First of all, I agree with your post in its entirety. No killing....ever.
About your comment above...My life was in danger while later in my pregnancy. I was in the hospital for 2 weeks, on a fetal monitor, an amnio and bio-physical ultrasound to determine my baby's maturity and health...all the while *my* vitals were being monitored quite invasively..when seizures became a great threat and organs were threatening to shut down, they performed an emergency c-section. Thankfully our baby was healthy and born alive 5-1/2 weeks early. I was in ICU for 3 days but my life was saved. I'd do it all over again for the life of my child.
With the current PP and liberal wheel mandate, I guess I could have ended my pregnancy by a late term abortion. How very sick, evil, vile and inhumane.
There is no mechanism in place to cause men to modify their sexual behaviour. Furthermore, biology, not society, determines the rules of procreation. Biology dictates that it take exactly one man and one woman to procreate.
This is a specious argument.
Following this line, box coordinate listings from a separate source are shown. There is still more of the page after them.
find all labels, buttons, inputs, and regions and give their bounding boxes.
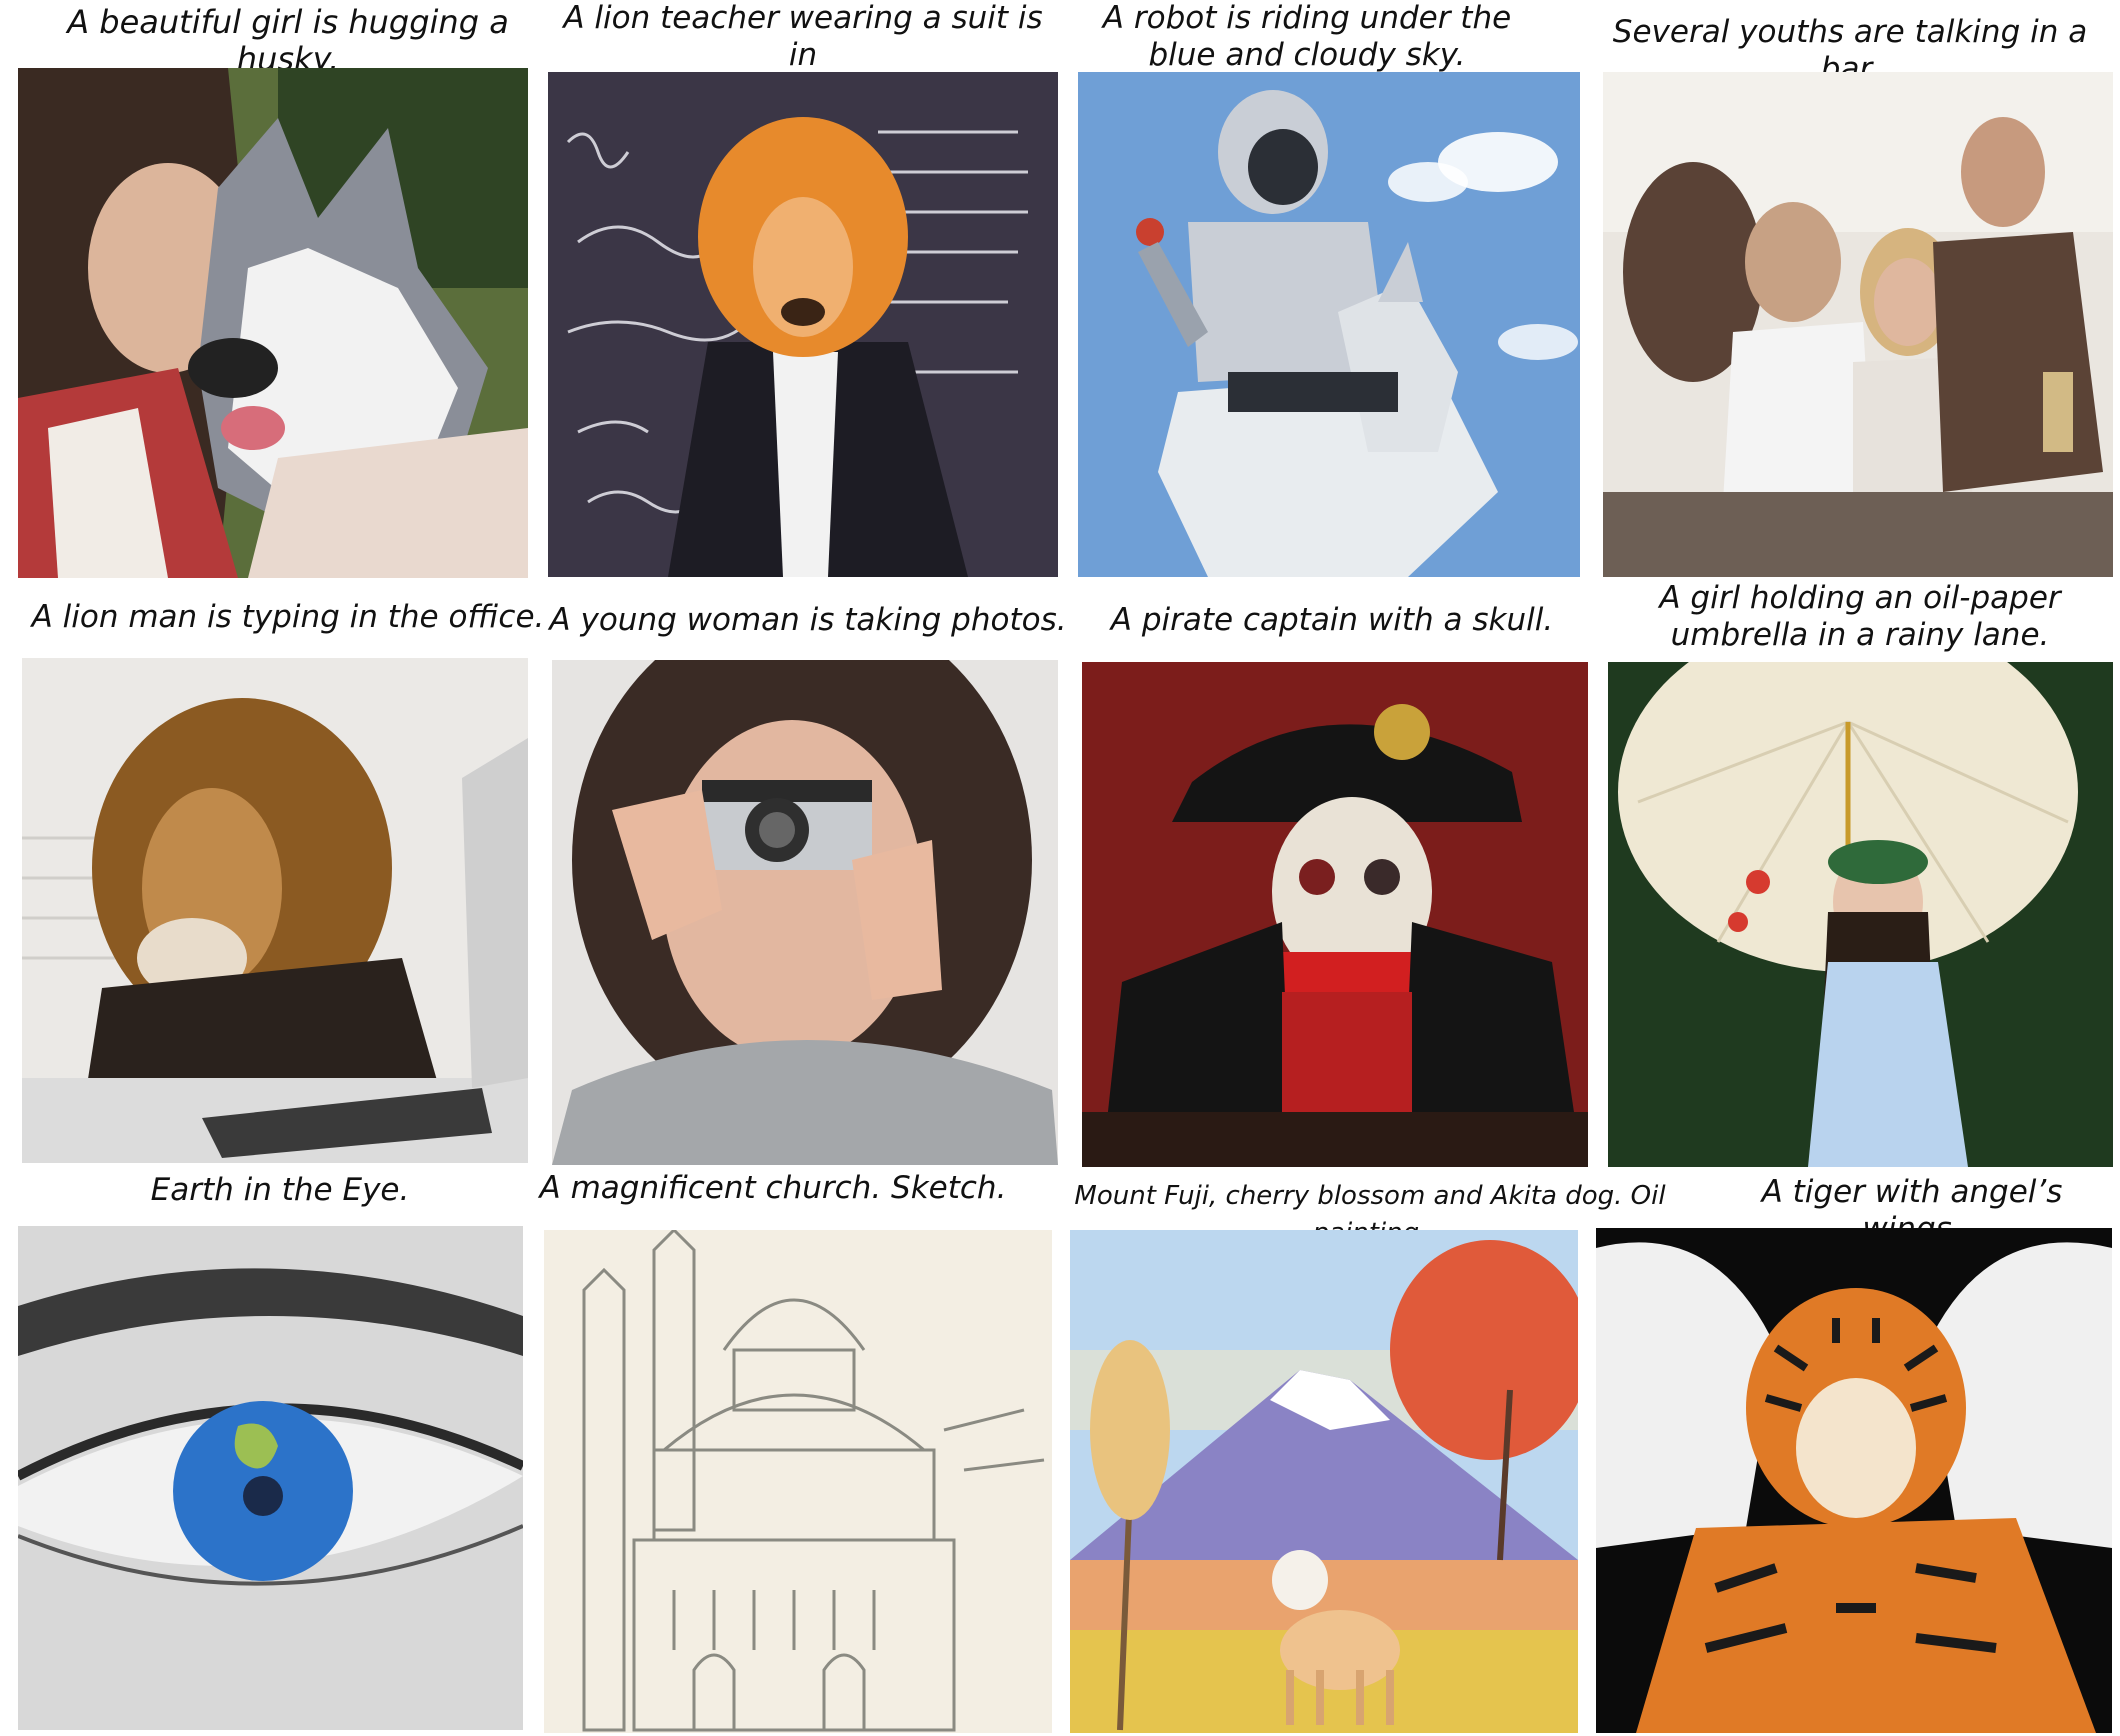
caption-robot-riding: A robot is riding under the blue and clo…: [1102, 0, 1512, 73]
image-girl-hugging-husky: [18, 68, 528, 578]
image-youths-in-bar: [1603, 72, 2113, 577]
caption-lion-typing: A lion man is typing in the office.: [31, 599, 545, 635]
caption-woman-photos: A young woman is taking photos.: [549, 602, 1067, 638]
image-pirate-captain-skull: [1082, 662, 1588, 1167]
image-woman-taking-photo: [552, 660, 1058, 1165]
caption-girl-umbrella: A girl holding an oil-paper umbrella in …: [1659, 580, 2061, 653]
image-earth-in-eye: [18, 1226, 523, 1730]
caption-earth-eye: Earth in the Eye.: [150, 1172, 410, 1208]
image-robot-riding-horse: [1078, 72, 1580, 577]
caption-pirate-skull: A pirate captain with a skull.: [1110, 602, 1554, 638]
image-tiger-angel-wings: [1596, 1228, 2112, 1733]
caption-church-sketch: A magnificent church. Sketch.: [539, 1170, 1007, 1206]
image-lion-teacher-blackboard: [548, 72, 1058, 577]
image-lion-man-typing: [22, 658, 528, 1163]
image-girl-oil-paper-umbrella: [1608, 662, 2113, 1167]
image-fuji-akita-oil-painting: [1070, 1230, 1578, 1733]
caption-girl-husky: A beautiful girl is hugging a husky.: [67, 3, 509, 78]
image-church-sketch: [544, 1230, 1052, 1733]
It assumes women should be under no obligation to modify their sexual behavior.
At present, men have no obligation to modify their sexual behavior either. Until both parties to conception have equal incentive to modify their sexual/procreative behavior, we will continue to have social problems arising from unwanted/unintended conception. Abortion is only one manifestation of social problems arising from procreative issues. There are many others.
The focus should be two-fold: conception prevention and obligations toward the child, for both parents, after conception.
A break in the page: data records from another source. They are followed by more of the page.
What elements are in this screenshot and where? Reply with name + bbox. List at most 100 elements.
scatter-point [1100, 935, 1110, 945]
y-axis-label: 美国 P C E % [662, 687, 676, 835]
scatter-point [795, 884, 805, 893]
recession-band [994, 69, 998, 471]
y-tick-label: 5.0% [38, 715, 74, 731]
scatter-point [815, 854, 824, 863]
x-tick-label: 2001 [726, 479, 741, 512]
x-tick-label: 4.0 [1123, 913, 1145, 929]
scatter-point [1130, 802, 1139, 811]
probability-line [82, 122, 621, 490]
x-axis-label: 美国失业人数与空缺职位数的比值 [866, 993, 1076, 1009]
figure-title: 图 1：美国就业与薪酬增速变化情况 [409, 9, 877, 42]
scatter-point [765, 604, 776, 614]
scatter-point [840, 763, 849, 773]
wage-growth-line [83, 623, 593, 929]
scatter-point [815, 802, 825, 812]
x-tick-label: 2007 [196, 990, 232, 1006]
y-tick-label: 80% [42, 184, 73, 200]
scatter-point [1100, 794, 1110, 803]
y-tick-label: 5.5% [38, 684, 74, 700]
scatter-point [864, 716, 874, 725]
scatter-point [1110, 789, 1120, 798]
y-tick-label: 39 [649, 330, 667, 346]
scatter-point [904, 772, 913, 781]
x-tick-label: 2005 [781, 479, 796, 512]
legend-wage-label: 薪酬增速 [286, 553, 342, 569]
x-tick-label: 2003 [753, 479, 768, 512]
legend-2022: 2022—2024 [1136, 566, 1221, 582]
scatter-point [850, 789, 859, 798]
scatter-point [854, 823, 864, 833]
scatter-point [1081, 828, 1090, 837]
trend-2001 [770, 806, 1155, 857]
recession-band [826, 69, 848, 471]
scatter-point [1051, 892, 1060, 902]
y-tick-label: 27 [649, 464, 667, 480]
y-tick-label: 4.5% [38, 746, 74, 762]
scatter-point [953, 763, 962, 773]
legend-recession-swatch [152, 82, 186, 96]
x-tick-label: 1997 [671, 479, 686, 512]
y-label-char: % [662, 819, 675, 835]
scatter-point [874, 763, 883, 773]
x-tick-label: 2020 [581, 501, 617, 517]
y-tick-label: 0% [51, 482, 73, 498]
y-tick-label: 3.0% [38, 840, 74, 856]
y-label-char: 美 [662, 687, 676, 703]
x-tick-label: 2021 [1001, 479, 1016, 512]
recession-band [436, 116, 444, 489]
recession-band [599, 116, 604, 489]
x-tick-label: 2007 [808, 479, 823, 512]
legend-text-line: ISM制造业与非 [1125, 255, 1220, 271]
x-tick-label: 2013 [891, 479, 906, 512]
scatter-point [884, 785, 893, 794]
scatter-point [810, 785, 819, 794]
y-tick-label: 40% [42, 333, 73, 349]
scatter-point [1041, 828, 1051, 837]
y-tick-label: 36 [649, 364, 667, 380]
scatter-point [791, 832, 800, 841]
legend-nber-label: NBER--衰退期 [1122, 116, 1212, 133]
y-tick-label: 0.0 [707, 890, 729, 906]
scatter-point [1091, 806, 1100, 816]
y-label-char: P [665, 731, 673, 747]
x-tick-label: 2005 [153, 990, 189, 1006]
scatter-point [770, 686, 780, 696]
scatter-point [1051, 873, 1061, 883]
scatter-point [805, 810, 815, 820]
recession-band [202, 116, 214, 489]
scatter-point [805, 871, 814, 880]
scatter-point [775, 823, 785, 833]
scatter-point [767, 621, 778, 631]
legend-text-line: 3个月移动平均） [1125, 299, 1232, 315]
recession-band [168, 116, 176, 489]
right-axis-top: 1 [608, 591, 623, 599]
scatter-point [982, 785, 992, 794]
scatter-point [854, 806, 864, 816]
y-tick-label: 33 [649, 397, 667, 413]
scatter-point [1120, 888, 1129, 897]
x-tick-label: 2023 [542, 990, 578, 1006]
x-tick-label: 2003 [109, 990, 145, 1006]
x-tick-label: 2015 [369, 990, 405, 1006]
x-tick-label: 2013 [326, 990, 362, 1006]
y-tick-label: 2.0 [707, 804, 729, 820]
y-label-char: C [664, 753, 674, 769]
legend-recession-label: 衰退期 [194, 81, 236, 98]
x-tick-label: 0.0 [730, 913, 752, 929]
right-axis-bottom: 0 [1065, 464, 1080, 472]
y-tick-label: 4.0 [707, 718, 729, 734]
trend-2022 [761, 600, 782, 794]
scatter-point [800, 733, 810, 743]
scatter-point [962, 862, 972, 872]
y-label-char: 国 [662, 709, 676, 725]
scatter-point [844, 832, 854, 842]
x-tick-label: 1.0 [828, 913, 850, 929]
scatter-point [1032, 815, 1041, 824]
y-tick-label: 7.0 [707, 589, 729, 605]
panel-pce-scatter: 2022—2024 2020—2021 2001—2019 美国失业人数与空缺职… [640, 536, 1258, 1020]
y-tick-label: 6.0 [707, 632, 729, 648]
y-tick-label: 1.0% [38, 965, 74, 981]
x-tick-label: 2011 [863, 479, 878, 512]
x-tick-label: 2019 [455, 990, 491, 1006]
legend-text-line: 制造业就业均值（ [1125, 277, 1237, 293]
Here we go again. Women make "poor choices" but the man making the same choice (to have sex) is off the hook. Typical neo-Conservative version of "personal responsibility" a.k.a. passing the buck.
I'll help you out since you are scientifically challenged. Men and women equally "cause" pregnancy.
Well said.
First off, conception is the default consequence of sex. There is no contraception that is 100% effective. Even sterilization is not 100% effective.
Secondly, about 75% of women either do not morally/ ethically believe in abortion, or cannot go through with an abortion in the final analysis. We know this because of the documented ratio of births to abortions. Therefore, you are presenting inaccurate information that implies that MORE women have abortions than acutally do.
Your view of women's "options" is deliberately inaccurate. Just because abortion is available does not mean women are compelled to choose it. And they don't in large part. The vast majority of pregnancies are brought to term which means women don't abort as often as you would mislead us to believe. Your propaganda is showing.
In addtion, your choice of words belies your true agenda. Your phrase "no longer has to result in childbirth" is prescriptive. It advocates more abortions than actually occur presently.